Useful, if Modest, Improvements
Nothing in the defense bill itself can be read to be an authorization for war with Iran or North Korea.
While there’s a lot not to like, the House did make some positive changes to its military policy bill. For starters, the House passed amendments making clear that nothing in the defense bill itself can be read to be an authorization for war with Iran or North Korea. These are helpful clarifications—but keep in mind that the executive branch just released a justification for its April 2018 Syria missile strikes that propounds an expansive view of inherent presidential power for waging war. (That is why FCNL is working to expressly limit the president’s authority to launch against North Korea.) The House also sensibly asked for a report from the executive branch on repatriating American service member remains from North Korea and carrying out Korean-American family reunifications.
The House also passed an amendment to require the Department of Defense to tell Congress exactly how ready every department and agency in the military is in preparing for an audit. Another passed amendment would better account for spending out of the Overseas Contingency Operations—the slush fund Congress uses to push military spending way above already sky-high budget caps. And yet another House-approved change would require the Pentagon to honestly estimate the long-term follow-on costs that supposed contingency actions would necessitate in later years.
Work Still to Do
FCNL backed several other needed changes that majorities in the House rejected. The Senate should not make the same mistakes.
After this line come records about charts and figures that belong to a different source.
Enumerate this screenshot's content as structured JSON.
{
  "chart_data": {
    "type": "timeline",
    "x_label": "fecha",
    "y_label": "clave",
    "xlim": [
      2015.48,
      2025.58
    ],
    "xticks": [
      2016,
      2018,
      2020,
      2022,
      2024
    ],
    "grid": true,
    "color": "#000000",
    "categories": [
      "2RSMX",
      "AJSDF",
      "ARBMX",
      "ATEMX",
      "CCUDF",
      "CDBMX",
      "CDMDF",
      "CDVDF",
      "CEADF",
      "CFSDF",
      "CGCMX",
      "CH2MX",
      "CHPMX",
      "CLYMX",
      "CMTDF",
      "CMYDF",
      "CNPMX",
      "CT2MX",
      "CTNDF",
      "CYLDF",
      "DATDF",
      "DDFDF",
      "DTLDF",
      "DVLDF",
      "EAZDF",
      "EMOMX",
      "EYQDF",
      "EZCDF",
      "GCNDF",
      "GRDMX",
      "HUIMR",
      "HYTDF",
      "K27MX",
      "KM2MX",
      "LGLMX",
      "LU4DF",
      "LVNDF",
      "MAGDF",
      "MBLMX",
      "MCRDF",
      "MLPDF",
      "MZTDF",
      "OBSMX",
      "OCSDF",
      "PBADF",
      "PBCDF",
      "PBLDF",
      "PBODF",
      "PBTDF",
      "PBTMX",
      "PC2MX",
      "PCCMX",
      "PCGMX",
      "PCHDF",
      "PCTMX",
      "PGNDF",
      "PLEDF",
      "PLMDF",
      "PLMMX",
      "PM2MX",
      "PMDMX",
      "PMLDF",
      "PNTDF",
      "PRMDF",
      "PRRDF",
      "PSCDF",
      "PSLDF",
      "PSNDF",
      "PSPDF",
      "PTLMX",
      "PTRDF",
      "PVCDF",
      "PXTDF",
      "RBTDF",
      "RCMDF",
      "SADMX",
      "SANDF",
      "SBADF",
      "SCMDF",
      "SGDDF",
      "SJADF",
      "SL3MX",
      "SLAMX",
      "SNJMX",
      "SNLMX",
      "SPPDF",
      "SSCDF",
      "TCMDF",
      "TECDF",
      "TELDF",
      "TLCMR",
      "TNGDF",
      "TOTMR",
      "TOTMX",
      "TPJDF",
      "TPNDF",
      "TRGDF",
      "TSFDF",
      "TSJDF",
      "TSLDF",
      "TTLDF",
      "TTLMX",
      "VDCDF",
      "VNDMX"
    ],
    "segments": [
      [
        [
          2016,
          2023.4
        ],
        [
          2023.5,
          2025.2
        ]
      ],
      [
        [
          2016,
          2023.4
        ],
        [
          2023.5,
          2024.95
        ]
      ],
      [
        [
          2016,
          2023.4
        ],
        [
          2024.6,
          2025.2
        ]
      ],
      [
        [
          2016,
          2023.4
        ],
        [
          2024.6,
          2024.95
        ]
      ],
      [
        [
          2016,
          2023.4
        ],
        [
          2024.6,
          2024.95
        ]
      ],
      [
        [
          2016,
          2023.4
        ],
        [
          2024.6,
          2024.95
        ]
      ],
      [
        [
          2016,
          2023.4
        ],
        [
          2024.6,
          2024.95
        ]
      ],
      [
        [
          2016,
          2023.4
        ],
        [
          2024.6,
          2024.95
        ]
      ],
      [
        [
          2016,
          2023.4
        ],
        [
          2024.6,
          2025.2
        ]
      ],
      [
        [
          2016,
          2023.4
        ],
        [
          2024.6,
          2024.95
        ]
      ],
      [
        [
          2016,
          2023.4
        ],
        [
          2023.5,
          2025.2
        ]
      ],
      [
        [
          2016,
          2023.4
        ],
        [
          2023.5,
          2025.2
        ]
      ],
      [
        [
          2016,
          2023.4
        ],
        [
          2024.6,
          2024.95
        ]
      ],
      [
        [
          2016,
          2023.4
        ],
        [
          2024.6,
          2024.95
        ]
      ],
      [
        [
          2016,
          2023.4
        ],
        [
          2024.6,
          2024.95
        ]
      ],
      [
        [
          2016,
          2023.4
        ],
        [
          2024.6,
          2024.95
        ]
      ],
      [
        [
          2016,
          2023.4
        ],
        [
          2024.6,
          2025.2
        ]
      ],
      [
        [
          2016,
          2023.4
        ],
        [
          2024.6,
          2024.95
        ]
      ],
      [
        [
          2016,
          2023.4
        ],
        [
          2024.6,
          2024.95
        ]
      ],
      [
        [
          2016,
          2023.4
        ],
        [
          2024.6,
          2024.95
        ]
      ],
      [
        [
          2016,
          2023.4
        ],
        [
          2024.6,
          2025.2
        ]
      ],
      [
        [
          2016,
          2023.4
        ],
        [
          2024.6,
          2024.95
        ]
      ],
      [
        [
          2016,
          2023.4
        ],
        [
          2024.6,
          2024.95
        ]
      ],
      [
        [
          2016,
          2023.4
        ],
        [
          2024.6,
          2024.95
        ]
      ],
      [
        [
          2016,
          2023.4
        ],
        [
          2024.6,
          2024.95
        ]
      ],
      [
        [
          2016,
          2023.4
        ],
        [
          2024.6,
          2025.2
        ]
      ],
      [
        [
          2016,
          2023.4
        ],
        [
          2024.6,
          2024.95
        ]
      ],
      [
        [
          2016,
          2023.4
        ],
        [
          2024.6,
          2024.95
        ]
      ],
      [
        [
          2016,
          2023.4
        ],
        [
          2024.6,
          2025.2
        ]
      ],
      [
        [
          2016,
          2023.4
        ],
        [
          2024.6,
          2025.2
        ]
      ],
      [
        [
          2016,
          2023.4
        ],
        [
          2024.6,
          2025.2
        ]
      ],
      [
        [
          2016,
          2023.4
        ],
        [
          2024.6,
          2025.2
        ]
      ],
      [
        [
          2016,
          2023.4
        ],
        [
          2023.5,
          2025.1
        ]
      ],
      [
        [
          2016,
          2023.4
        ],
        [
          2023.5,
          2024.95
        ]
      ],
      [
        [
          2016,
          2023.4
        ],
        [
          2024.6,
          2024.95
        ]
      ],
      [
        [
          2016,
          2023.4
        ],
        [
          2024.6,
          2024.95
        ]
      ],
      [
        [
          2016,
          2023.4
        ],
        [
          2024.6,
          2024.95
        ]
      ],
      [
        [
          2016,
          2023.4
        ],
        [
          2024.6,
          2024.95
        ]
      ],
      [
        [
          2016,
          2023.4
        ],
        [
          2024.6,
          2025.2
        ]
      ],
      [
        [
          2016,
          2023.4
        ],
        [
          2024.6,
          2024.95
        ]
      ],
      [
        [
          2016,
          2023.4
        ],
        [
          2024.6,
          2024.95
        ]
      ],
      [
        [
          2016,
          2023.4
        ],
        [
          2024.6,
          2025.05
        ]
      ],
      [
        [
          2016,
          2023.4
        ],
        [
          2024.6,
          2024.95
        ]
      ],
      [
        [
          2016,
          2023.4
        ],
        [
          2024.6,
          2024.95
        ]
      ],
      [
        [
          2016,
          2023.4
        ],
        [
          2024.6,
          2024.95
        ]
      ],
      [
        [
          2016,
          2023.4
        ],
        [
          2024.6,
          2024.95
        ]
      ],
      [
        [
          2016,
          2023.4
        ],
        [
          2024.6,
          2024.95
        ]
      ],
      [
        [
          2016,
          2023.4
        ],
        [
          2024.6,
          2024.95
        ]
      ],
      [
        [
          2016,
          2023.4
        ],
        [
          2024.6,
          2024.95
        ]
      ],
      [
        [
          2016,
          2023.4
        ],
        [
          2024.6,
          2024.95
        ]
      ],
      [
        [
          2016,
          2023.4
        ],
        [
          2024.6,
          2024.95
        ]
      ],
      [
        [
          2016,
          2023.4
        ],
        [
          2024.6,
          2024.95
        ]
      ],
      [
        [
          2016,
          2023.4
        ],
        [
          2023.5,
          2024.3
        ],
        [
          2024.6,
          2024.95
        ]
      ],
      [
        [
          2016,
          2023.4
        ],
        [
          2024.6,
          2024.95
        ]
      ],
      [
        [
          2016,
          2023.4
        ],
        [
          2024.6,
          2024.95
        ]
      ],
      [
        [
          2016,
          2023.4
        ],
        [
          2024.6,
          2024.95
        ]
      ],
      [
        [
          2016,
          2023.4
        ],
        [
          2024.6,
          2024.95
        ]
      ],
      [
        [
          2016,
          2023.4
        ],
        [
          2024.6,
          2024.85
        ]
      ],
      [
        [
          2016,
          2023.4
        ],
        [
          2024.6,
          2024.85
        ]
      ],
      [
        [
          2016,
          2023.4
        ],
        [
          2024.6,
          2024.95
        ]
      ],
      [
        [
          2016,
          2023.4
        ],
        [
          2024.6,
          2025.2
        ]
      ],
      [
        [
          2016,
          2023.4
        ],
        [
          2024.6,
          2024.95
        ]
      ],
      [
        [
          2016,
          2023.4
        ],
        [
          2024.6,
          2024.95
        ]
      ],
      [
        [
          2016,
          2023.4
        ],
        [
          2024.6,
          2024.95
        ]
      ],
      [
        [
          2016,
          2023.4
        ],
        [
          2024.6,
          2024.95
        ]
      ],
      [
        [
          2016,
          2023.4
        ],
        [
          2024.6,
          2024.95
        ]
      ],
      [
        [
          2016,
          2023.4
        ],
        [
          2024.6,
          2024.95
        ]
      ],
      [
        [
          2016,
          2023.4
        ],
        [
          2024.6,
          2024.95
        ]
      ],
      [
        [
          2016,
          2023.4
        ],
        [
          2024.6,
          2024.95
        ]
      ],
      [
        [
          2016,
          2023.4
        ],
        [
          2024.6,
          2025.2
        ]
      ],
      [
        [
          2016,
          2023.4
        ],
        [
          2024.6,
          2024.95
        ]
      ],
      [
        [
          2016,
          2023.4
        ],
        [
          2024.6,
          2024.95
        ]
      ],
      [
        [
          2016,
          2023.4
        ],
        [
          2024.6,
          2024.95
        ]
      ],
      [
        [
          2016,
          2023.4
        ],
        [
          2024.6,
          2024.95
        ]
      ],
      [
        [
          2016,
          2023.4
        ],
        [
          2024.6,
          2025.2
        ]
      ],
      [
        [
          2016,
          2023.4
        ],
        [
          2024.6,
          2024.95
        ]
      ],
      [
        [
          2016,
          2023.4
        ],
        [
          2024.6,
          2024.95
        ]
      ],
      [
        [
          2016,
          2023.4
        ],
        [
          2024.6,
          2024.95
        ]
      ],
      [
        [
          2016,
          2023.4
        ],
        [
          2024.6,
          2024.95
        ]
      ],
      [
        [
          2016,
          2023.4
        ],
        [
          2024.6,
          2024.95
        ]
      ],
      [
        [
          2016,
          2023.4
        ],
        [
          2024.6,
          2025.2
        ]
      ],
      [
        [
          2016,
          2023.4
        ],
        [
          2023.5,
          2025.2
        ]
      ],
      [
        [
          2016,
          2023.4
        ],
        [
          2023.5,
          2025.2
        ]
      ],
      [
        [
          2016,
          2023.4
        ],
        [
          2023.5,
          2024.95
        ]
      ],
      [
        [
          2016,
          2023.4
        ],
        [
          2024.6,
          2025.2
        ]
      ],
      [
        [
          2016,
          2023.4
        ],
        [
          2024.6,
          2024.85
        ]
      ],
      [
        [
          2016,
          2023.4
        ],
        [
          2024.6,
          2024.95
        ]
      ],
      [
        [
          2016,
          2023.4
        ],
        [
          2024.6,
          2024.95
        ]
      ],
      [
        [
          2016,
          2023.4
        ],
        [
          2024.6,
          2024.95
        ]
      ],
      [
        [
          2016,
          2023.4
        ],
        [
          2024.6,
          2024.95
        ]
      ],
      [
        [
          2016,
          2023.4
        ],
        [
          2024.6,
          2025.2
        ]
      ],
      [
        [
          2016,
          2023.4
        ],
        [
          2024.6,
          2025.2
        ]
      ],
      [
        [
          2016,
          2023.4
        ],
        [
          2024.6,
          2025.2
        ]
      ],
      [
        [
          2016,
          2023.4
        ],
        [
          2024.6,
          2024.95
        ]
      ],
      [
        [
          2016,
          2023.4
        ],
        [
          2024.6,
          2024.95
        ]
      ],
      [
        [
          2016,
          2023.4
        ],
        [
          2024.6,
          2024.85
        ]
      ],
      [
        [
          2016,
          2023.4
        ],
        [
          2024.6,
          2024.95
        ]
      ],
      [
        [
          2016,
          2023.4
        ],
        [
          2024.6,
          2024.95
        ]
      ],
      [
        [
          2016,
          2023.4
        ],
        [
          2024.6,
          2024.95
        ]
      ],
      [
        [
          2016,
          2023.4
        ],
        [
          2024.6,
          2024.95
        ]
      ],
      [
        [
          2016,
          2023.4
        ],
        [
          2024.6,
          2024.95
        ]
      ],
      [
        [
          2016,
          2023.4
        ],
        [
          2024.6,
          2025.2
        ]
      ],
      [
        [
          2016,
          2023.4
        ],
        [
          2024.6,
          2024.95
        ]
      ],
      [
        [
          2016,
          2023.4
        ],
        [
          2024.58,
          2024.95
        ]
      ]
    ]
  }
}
This misguided logic only makes it more likely these nukes would actually be used.
The House rejected an amendment to hold back some of the Trump administration’s funding request for a new “lower-yield” sub-launched ballistic missile warhead (see how your representative voted), as FCNL and 21 other organizations urged the Senate to do last month. The Trump administration is seeking these warheads for the explicit goal of making a nuclear strike somehow more palatable to this and future presidents. This misguided logic only makes it more likely these nukes would actually be used and a larger nuclear war would actually start.
Meanwhile, the House also rejected an amendment (see the vote) that would force the Pentagon to estimate a full 20 years of lifecycle costs for planned nuclear weapons. (Nuclear weapons systems generally have long service lives, so it only makes sense to judge the full costs when deciding whether to build them now.)
The Senate should reject the Armed Services Committee’s proposal to unwind a long-standing congressional oversight mechanism that forces Congress to explicitly back a low-yield “useable” nuke proposal before moving ahead. Supporters of building a new low-yield sub-launched nuclear warhead apparently fear the political cost of explicitly having to authorize such new warheads each time the Pentagon proposes them. If new low-yield nukes are such good ideas, why are their backers nervous about requiring to an up-or-down congressional vote to move ahead with them?
The House defense policy bill got better but still fell short in many respects. The Senate has a chance to bring a little common sense back into the process. It must seize it.